Demi menghindari salah paham, Hardi rela mengajukan syarat tersebut. Mungkin Adelia akan tidak terbiasa, namun ini semata-mata menyelamatkan mereka. Orang-orang bakal salah paham jika Adelia tetap keterusan memanggil 'Mas'. Bisa-bisa banyak yang menuduh Hardi sudah memperdaya Adelia.
Perlukah bagi Hardi untuk menegaskannya agar Adelia dapat mengiyakan?
"Ngomong-ngomong, selama dua tahun kamu selalu memanggilku 'Pak'. Kenapa kamu protes kalau aku nggak memperbolehkanmu memanggil 'Mas'? tanya Hardi berusaha membela dirinya.

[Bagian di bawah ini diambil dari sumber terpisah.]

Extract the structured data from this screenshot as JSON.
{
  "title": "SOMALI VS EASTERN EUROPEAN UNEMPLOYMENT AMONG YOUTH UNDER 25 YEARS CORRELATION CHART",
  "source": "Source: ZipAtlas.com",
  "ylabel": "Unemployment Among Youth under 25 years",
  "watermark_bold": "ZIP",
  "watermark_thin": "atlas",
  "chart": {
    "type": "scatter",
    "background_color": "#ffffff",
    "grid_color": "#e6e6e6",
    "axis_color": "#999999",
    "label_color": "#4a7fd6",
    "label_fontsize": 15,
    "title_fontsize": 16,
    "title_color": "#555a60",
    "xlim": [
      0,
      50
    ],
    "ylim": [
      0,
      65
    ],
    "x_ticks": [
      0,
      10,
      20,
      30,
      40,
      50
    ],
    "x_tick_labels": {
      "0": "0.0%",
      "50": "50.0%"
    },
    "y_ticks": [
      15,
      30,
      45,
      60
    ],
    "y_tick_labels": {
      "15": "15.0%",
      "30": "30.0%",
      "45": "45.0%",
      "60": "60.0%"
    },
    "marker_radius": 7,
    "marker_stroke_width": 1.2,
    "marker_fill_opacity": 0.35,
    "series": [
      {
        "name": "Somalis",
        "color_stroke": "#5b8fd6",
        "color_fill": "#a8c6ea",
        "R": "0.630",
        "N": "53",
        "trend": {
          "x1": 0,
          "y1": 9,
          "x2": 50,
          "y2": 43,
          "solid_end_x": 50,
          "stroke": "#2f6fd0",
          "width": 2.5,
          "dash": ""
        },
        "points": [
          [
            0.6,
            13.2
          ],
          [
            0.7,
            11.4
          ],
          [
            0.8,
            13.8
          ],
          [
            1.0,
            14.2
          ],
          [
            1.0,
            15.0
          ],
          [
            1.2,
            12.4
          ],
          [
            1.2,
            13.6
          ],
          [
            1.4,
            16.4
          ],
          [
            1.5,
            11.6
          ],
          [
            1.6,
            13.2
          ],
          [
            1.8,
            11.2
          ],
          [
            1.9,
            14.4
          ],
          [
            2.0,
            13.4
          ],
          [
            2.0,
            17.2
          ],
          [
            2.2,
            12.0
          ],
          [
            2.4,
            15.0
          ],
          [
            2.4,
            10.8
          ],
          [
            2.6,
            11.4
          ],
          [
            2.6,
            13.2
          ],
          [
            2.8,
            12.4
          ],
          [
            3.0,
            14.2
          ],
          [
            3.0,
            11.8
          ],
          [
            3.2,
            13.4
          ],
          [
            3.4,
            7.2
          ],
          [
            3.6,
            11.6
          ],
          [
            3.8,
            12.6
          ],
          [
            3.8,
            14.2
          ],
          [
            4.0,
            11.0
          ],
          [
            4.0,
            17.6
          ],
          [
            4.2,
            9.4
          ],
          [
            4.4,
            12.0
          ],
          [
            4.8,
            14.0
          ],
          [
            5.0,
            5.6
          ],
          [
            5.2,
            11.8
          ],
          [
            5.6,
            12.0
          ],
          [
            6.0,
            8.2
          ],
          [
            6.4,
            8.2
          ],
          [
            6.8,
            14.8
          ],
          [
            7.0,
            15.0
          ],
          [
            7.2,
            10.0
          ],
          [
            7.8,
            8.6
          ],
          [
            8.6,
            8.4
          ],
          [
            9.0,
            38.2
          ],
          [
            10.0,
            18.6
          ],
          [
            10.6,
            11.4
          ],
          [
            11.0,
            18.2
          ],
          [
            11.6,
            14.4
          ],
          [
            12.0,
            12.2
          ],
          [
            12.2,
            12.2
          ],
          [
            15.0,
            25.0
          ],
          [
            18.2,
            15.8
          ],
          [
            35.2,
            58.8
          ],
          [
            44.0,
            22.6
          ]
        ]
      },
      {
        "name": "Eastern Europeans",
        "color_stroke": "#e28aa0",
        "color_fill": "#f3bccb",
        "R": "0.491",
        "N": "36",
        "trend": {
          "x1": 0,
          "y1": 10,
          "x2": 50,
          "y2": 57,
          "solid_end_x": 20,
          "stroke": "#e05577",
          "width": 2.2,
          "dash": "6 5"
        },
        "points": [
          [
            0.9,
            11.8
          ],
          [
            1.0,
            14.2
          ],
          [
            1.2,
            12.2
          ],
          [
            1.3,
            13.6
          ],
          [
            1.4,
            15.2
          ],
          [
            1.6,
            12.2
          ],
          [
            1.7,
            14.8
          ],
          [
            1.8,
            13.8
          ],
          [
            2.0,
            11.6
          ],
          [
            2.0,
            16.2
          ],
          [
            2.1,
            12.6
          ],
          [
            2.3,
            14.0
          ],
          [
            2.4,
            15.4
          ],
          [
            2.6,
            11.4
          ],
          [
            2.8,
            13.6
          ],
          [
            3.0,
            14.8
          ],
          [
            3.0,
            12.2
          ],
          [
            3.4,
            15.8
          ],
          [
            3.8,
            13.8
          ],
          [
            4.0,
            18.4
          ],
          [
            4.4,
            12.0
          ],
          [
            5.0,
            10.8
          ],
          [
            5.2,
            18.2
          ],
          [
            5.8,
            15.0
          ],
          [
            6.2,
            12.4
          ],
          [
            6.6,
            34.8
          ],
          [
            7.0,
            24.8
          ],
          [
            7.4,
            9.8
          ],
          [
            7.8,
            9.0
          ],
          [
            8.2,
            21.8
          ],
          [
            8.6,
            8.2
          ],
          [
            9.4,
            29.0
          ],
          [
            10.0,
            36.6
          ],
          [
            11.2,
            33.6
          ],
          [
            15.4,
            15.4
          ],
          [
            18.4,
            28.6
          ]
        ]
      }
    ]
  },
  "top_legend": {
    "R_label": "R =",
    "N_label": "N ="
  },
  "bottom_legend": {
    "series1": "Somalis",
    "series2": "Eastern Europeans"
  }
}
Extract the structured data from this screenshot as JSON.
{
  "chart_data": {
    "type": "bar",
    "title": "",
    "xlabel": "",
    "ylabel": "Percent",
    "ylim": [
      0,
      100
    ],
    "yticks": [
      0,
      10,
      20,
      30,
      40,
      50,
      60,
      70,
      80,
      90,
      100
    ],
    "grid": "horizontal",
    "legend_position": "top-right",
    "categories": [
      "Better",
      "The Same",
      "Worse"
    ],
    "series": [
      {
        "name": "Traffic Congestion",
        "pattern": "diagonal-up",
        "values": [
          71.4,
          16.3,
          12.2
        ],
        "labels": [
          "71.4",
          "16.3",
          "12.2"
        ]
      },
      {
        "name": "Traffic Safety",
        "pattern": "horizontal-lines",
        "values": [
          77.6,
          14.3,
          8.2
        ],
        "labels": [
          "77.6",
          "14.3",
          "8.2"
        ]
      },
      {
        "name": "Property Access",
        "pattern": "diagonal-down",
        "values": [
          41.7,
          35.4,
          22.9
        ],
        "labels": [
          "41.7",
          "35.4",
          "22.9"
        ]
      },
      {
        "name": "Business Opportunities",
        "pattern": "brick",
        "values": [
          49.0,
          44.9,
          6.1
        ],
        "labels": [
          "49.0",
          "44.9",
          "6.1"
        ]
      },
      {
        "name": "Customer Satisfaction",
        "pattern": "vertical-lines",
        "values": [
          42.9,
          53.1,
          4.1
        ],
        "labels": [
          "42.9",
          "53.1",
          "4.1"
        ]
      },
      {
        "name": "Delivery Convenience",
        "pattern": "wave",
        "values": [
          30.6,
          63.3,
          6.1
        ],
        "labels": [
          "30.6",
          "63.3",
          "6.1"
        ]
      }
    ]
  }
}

Tanpa menunggu jawaban dari Adelia, pria itu berinisiatif menjelaskan alasan syarat tersebut. "Aku melarangmu memanggil 'Mas' biar nggak ada yang salah paham. Memang, itu adalah panggilan tersopan setelah 'Pak'. Tapi gimana kalau ada yang lihat jika kamu terus bilang 'Mas' kepadaku? Mereka bakal ngira aku ini suami kamu. Padahal kita belum menikah."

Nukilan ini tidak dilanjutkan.